Evidently, the yogurt business is booming. Cheese consumption is also increasing, whereas the average consumption of milk and ice cream is decreasing. Butter consumption has increased somewhat after dipping down slightly.

Next I’d like to look at this from a different perspective, by using a grouped bar chart. Since milk dwarfs the other products in terms of average amount consumed, we will plot milk consumption separately. First, the non-milk products…

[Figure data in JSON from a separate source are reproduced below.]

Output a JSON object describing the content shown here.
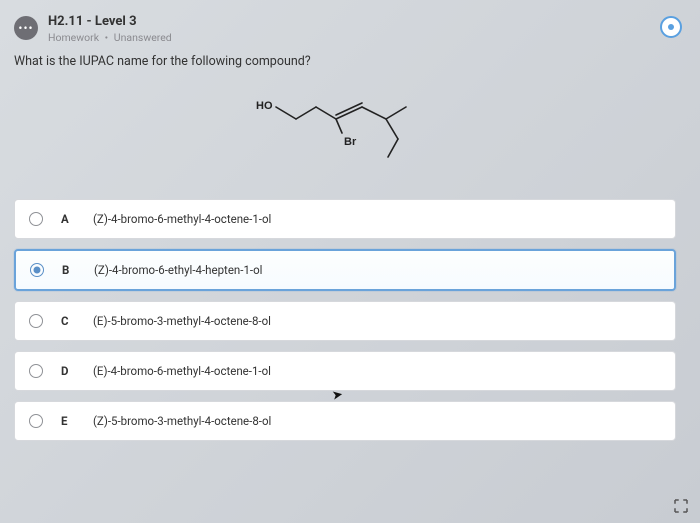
{
  "header": {
    "title": "H2.11 - Level 3",
    "category": "Homework",
    "status": "Unanswered"
  },
  "question": "What is the IUPAC name for the following compound?",
  "diagram": {
    "labels": {
      "ho": "HO",
      "br": "Br"
    },
    "stroke": "#222222",
    "label_font": "bold 11px Arial"
  },
  "options": [
    {
      "letter": "A",
      "text": "(Z)-4-bromo-6-methyl-4-octene-1-ol",
      "selected": false
    },
    {
      "letter": "B",
      "text": "(Z)-4-bromo-6-ethyl-4-hepten-1-ol",
      "selected": true
    },
    {
      "letter": "C",
      "text": "(E)-5-bromo-3-methyl-4-octene-8-ol",
      "selected": false
    },
    {
      "letter": "D",
      "text": "(E)-4-bromo-6-methyl-4-octene-1-ol",
      "selected": false
    },
    {
      "letter": "E",
      "text": "(Z)-5-bromo-3-methyl-4-octene-8-ol",
      "selected": false
    }
  ],
  "colors": {
    "selected_border": "#6aa3da",
    "option_bg": "#ffffff"
  }
}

milk_products_selection %>% 
  filter(year == 1975 | year == 2017,
         product != "Milk") %>% 
  ggplot(aes(x = product, y = lbs, fill = as.factor(year))) +
  geom_bar(stat = "identity", position = "dodge") +
  geom_hline(yintercept = 0, size = 1) +
  scale_fill_manual(values = c("#1380A1", "#FAAB18")) +
  labs(title = "Consumer habits", subtitle = "Avg. consumption per person (lbs)") +
  bbc_style()

… and onto milk:

milk_products_selection %>% 
  filter(year == 1975 | year == 2017,
         product == "Milk") %>% 
  ggplot(aes(x = product, y = lbs, fill = as.factor(year))) +
  geom_bar(stat = "identity", position = "dodge") +
  geom_hline(yintercept = 0, size = 1) +
  scale_fill_manual(values = c("#1380A1", "#FAAB18")) +
  labs(title = "We're drinking less milk", subtitle = "Avg. consumption per person (lbs)") +
  bbc_style()

Cool! Finally, let’s move on to our final dataset for this week.

Fluid milk sales data

fluid_milk_sales.csv contains the total amount (in lbs) of different kinds of milk types sold per year. To get an idea of what this looks like, let’s take a look at the data from 1975:

#Importing data
fluid_milk_sales <- read_files(files[2])

fluid_milk_sales %>% 
  filter(year == 1975) %>% 
  kable() %>% 
  kable_styling(bootstrap_options = c("striped", "condensed"))
year milk_type pounds
1975 Whole 3.6188e+10
1975 Reduced Fat (2%) 8.7260e+09
1975 Low Fat (1%) 2.7420e+09
1975 Skim 2.4800e+09
1975 Flavored (Whole) 1.3660e+09
1975 Flavored (Not Whole) 7.1900e+08
1975 Buttermilk 1.0110e+09
1975 Eggnog 7.6000e+07
1975 Total Production 5.3308e+10

First, I’ll do some spreading and gathering to separate the Total Production factor into it’s own column. Next, I’ll calculate the fraction of each milk type sold and make a bar plot. bbplot contains a function called finalise_plot. Calling it will output your plot to an image file, and if you specify the source_name and logo_image_path arguments you will get a nifty looking plot with a footer containing the source of the data and your logo of choice.

# Wrangling
fluid_milk_sales_pct <- fluid_milk_sales %>% 
  spread(milk_type, pounds) %>% 
  gather(milk_type, pounds, -c("year", "Total Production")) %>% 
  group_by(year) %>% 
  mutate(pct_sold = pounds/`Total Production`)

# Plotting 
p1 <- fluid_milk_sales_pct %>% 
  ggplot(aes(x = year, y = pct_sold, fill = milk_type)) +
  geom_bar(stat="identity") +
  scale_y_continuous(labels = scales::percent) + 
  labs(title = "Reducing fat and adding flavor", subtitle = "Percentage of milk type sold per year, 1975-2017") +
  bbc_style()

finalise_plot(p1, save_filepath = "milk_sales.png", source_name = source, logo_image_path = "logo.png")

There we go! A publishable plot in the style of the BBC, with your own personal logo. Nice!

That’s it for this week, I hope you enjoyed it!